One of the rare times my son was on the dock instead of in the water.
Nearly all the other kids were much younger, but he was a good sport.



 
 Gypsy moths are another of the imported dangers to the forest.
Each of the brown egg masses on this trunk were laid by a female moth
that feasted as a caterpillar in the same tree.  The eggs will hatch next spring.


 I wrote about this situation three years ago:
"In an open woodland of oak and pine, a dead tree leans on a live tree.  The two form with the ground an isosceles right triangle, the live tree and the ground forming the right angle, the dead tree, fallen from twenty feet away and landed neatly in a crotch of the living tree twenty feet up, the hypotenuse.  -or not really neatly, since the dead tree shed rotten branches as it struck, which now form a sort of giant squirrel's nest where the two trees come together. 


"What happened here?  The living tree is a black oak, tall and straight with the high and narrow crown of a forest-grown tree, its only flaws the vulnerable crotch, a small dead sprout at its base, and a small dead limb in its crown.  From its state of decay and that of its branches, the other was long dead before its fall, so of unknown species, and a little bigger than the one-foot diameter of the black oak.  Perhaps the dead tree got its start a few years or a decade before the living, or perhaps the two were age mates, even siblings, the dead tree's slightly greater and earlier girth the result of a sunnier location, or a little more moisture.  What killed the one?  Not age, but some ill fortune--an infestation of caterpillars or a fungus borne by insects burrowing into its wood, a drought.  Perhaps it died when struck by an earlier dead-fallen tree now long vanished into soil. 

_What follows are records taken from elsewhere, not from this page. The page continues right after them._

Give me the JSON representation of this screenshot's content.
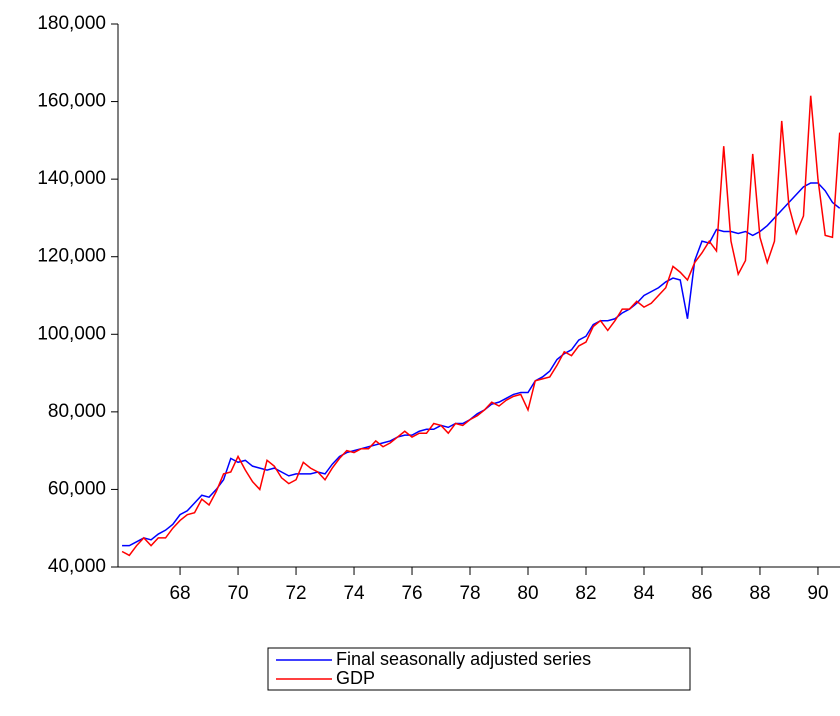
{
  "chart_data": {
    "type": "line",
    "x": [
      66,
      66.25,
      66.5,
      66.75,
      67,
      67.25,
      67.5,
      67.75,
      68,
      68.25,
      68.5,
      68.75,
      69,
      69.25,
      69.5,
      69.75,
      70,
      70.25,
      70.5,
      70.75,
      71,
      71.25,
      71.5,
      71.75,
      72,
      72.25,
      72.5,
      72.75,
      73,
      73.25,
      73.5,
      73.75,
      74,
      74.25,
      74.5,
      74.75,
      75,
      75.25,
      75.5,
      75.75,
      76,
      76.25,
      76.5,
      76.75,
      77,
      77.25,
      77.5,
      77.75,
      78,
      78.25,
      78.5,
      78.75,
      79,
      79.25,
      79.5,
      79.75,
      80,
      80.25,
      80.5,
      80.75,
      81,
      81.25,
      81.5,
      81.75,
      82,
      82.25,
      82.5,
      82.75,
      83,
      83.25,
      83.5,
      83.75,
      84,
      84.25,
      84.5,
      84.75,
      85,
      85.25,
      85.5,
      85.75,
      86,
      86.25,
      86.5,
      86.75,
      87,
      87.25,
      87.5,
      87.75,
      88,
      88.25,
      88.5,
      88.75,
      89,
      89.25,
      89.5,
      89.75,
      90,
      90.25,
      90.5,
      90.75
    ],
    "series": [
      {
        "name": "Final seasonally adjusted series",
        "color": "#0000ff",
        "values": [
          45500,
          45500,
          46500,
          47500,
          47000,
          48500,
          49500,
          51000,
          53500,
          54500,
          56500,
          58500,
          58000,
          60000,
          62500,
          68000,
          67000,
          67500,
          66000,
          65500,
          65000,
          65500,
          64500,
          63500,
          64000,
          64000,
          64000,
          64500,
          64000,
          66500,
          68500,
          69500,
          70000,
          70500,
          71000,
          71500,
          72000,
          72500,
          73500,
          74000,
          74000,
          75000,
          75500,
          75500,
          76500,
          76000,
          77000,
          77000,
          78000,
          79500,
          80500,
          82000,
          82500,
          83500,
          84500,
          85000,
          85000,
          88000,
          89000,
          90500,
          93500,
          95000,
          96000,
          98500,
          99500,
          102500,
          103500,
          103500,
          104000,
          105500,
          106500,
          108000,
          110000,
          111000,
          112000,
          113500,
          114500,
          114000,
          104000,
          119000,
          124000,
          123500,
          127000,
          126500,
          126500,
          126000,
          126500,
          125500,
          126500,
          128000,
          130000,
          132000,
          134000,
          136000,
          138000,
          139000,
          139000,
          137000,
          134000,
          132500
        ]
      },
      {
        "name": "GDP",
        "color": "#ff0000",
        "values": [
          44000,
          43000,
          45500,
          47500,
          45500,
          47500,
          47500,
          50000,
          52000,
          53500,
          54000,
          57500,
          56000,
          59500,
          64000,
          64500,
          68500,
          65000,
          62000,
          60000,
          67500,
          66000,
          63000,
          61500,
          62500,
          67000,
          65500,
          64500,
          62500,
          65500,
          68000,
          70000,
          69500,
          70500,
          70500,
          72500,
          71000,
          72000,
          73500,
          75000,
          73500,
          74500,
          74500,
          77000,
          76500,
          74500,
          77000,
          76500,
          78000,
          79000,
          80500,
          82500,
          81500,
          83000,
          84000,
          84500,
          80500,
          88000,
          88500,
          89000,
          92000,
          95500,
          94500,
          97000,
          98000,
          102000,
          103500,
          101000,
          103500,
          106500,
          106500,
          108500,
          107000,
          108000,
          110000,
          112000,
          117500,
          116000,
          114000,
          118500,
          121000,
          124000,
          121500,
          148500,
          124000,
          115500,
          119000,
          146500,
          125000,
          118500,
          124000,
          155000,
          133000,
          126000,
          130500,
          161500,
          140000,
          125500,
          125000,
          152000
        ]
      }
    ],
    "xlim": [
      65.86,
      90.76
    ],
    "xticks": [
      68,
      70,
      72,
      74,
      76,
      78,
      80,
      82,
      84,
      86,
      88,
      90
    ],
    "ylim": [
      40000,
      180000
    ],
    "yticks": [
      {
        "value": 40000,
        "label": "40,000"
      },
      {
        "value": 60000,
        "label": "60,000"
      },
      {
        "value": 80000,
        "label": "80,000"
      },
      {
        "value": 100000,
        "label": "100,000"
      },
      {
        "value": 120000,
        "label": "120,000"
      },
      {
        "value": 140000,
        "label": "140,000"
      },
      {
        "value": 160000,
        "label": "160,000"
      },
      {
        "value": 180000,
        "label": "180,000"
      }
    ],
    "legend": "bottom"
  }
}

"How will events fall now?  Certainly the dead tree has damaged the slender forked oak, and that in a singular stroke of bad luck: the forking stems so narrow that a matter of a few degrees either way in the fall would meant a complete miss.   Perhaps the falling tree was so decayed that it did little damage.  Or perhaps even so the rotting wood provides habitat to a fungal or insect invader.  Moreover, yet another dead tree, somewhat smaller, stands at a similar distance, and inclines a little toward the burdened oak.  Might lightning strike twice?  Indeed standing dead trees are not uncommon in the wood.  Of course, the tall tree might equally benefit from the deaths of neighbors--if they stand southerly, the openings they create allowing more sunlight to feed the tree.  Every forest is indeed a slow race, with the prize of vital sunlight to the tree that can keep its crown above its shading neighbors.  But the future is never secure, and with the vagaries of chance even the most virtuous may succumb before their time."

The wood is scattered with glacial erratics--boulders bulldozed into place by ice sheets
and left behind at the end of the last ice age.  These boulders have had ten thousand years
 or more to develop "character."


The less water-phobic of our two little dogs went paddling with me about midweek.  (Actually, I did all the paddling.)  A tiny island beckoned.  Its size made possible a nearly-complete census of flowering plants in the space of a few minutes. 


Goose poop is the foundation of the soil here.

 
Golda, my assistant, eventually decided she'd seen everything.


 
"Island biogeography" this ain't: the fifty feet of shallow water
separating the island from the mainland is no barrier to plant or animal migration.

 No one was more pleased to be back ashore than Golda.
 She went directly to the door of the cabin.  She was not entirely pleased with me.